Does an instruction exist that gathers/extracts the first bit of an int[32]
and stores it into a int
?
I know about the intrinsic pext
but that is not really what I want.
I do have a code for that but I thought maybe there a designated instruction.
ints
array is zero besides the first bit. Ergo, no masking needed.void ints2bits(int &bits, int *ints) {
bits = (ints[0] << 0) + (ints[1] << 1) + ... + (ints[31] << 31);
}
Just tested harold suggestions. It works very well and I can attain nice speed up.
There is no single instruction that can even read that much data, but groups of 4 (8 with AVX2) can be processed quickly with the use of _mm_movemask_ps
. Ignore the fact that it claims to be a floating point instruction, it just gathers and appends the 4 top bits.
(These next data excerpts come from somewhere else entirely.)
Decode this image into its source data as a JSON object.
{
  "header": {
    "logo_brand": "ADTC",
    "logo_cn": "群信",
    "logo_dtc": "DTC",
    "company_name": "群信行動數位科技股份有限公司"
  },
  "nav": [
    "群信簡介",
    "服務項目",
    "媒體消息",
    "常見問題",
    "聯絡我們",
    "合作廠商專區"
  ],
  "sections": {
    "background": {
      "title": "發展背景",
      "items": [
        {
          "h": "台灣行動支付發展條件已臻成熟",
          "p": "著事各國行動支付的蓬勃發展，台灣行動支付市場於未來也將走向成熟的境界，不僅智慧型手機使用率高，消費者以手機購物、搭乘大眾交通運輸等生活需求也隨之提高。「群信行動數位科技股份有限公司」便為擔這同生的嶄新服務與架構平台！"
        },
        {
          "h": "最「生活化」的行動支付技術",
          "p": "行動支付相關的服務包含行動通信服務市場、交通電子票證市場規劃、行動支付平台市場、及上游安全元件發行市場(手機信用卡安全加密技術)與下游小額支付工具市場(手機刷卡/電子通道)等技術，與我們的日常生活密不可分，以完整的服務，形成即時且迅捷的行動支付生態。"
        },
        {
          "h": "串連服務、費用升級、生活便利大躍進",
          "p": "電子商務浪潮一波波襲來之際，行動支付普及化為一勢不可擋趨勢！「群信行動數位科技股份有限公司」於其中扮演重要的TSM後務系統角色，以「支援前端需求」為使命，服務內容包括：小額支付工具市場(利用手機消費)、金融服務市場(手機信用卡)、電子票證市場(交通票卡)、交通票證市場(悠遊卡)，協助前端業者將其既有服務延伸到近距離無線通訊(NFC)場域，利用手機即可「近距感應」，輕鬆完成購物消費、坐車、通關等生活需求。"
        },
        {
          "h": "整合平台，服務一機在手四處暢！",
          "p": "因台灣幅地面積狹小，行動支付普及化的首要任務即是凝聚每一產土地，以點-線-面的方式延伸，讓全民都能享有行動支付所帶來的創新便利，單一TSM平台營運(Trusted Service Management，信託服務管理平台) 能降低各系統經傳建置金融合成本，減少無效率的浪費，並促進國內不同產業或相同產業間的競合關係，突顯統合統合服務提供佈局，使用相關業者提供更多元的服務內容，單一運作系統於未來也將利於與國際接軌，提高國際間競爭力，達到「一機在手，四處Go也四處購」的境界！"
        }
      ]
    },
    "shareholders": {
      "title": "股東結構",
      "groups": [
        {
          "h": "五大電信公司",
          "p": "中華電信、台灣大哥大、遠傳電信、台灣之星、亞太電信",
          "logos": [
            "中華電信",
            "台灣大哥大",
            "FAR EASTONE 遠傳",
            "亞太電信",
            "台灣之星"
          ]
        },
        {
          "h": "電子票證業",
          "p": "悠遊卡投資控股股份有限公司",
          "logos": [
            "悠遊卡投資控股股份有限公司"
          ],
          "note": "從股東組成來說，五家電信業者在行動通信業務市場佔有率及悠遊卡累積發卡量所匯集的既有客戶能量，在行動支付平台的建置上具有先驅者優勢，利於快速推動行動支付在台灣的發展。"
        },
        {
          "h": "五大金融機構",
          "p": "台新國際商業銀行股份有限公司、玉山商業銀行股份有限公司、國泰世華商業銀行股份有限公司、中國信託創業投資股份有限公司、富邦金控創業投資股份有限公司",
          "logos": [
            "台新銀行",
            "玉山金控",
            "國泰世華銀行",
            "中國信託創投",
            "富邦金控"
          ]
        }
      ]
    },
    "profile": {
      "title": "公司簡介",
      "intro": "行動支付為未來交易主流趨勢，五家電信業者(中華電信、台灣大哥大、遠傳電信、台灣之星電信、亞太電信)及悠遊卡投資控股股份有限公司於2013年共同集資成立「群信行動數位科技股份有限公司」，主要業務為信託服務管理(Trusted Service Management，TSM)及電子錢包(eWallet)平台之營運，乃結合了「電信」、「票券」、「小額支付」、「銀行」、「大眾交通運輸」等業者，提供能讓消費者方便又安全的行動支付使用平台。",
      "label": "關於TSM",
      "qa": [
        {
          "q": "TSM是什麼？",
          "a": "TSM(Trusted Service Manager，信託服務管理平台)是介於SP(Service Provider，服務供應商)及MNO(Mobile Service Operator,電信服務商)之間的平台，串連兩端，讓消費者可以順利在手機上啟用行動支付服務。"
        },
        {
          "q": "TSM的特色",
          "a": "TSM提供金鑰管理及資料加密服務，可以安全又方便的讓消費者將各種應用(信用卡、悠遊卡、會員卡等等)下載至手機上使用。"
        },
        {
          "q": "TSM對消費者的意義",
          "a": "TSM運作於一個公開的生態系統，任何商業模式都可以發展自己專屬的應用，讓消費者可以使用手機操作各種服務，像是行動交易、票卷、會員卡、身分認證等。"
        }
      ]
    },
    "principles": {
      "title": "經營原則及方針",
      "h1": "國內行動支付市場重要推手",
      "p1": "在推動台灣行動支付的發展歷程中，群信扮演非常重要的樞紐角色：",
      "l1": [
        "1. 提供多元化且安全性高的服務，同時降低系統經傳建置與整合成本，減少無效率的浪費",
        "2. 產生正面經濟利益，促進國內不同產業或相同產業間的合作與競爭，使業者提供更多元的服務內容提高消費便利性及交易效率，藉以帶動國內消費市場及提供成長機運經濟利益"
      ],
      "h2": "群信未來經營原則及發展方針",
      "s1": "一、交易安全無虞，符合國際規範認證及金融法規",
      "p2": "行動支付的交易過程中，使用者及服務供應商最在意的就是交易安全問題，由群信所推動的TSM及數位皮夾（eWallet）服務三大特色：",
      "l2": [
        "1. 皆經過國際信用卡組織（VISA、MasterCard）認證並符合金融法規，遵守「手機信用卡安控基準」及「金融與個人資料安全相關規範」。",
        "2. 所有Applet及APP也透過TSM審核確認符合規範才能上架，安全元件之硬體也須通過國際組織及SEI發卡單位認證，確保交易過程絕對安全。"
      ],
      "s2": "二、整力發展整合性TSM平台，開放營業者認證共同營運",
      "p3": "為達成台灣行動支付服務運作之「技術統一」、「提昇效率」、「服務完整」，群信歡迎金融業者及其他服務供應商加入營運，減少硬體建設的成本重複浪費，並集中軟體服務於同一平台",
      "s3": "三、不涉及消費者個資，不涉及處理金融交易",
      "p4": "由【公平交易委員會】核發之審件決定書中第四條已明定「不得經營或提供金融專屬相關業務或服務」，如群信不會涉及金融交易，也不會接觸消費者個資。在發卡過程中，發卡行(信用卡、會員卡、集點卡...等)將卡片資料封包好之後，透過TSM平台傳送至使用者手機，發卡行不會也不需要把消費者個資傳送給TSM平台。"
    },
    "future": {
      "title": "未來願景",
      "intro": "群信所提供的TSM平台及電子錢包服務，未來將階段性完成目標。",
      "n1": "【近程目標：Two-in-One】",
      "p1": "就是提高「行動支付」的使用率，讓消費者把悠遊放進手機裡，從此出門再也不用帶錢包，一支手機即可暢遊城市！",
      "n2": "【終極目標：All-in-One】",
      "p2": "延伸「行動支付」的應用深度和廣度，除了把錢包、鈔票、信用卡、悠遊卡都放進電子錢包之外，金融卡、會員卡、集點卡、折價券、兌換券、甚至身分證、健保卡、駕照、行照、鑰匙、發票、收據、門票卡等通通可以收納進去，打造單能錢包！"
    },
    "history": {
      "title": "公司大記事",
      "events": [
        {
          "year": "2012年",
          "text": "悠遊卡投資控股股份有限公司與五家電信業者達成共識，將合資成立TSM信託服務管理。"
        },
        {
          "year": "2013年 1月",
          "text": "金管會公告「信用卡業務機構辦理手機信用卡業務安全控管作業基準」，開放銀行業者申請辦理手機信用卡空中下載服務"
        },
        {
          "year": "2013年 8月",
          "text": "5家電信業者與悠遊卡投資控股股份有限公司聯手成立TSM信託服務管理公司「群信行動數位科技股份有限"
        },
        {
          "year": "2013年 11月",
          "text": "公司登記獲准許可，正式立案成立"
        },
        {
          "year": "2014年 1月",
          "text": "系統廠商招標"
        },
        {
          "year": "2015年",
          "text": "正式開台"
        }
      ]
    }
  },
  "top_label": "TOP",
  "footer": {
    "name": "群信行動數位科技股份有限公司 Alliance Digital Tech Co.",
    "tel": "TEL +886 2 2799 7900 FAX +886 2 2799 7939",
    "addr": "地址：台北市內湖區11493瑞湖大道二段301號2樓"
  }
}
Of course moving the bottom bit into the top is easy with _mm_slli_epi32
.
So putting it together (not tested)
int res = 0;
for (int i = 0; i < 32; i += 4) {
__m128i x = _mm_load_si128((__m128i*)&ints[i]); // I assume it's aligned
x = _mm_slli_epi32(x, 31);
int bits = _mm_movemask_ps(_mm_castsi128_ps(x));
res += bits << i;
}
The extension to AVX2 is pretty obvious.
An other possible approach is shifting each lane by a variable amount (pre-AVX2 this requires multiplication) and then summing, first vertically of course, saving the horizontal sum for last. This is likely slower, and certainly more awkward.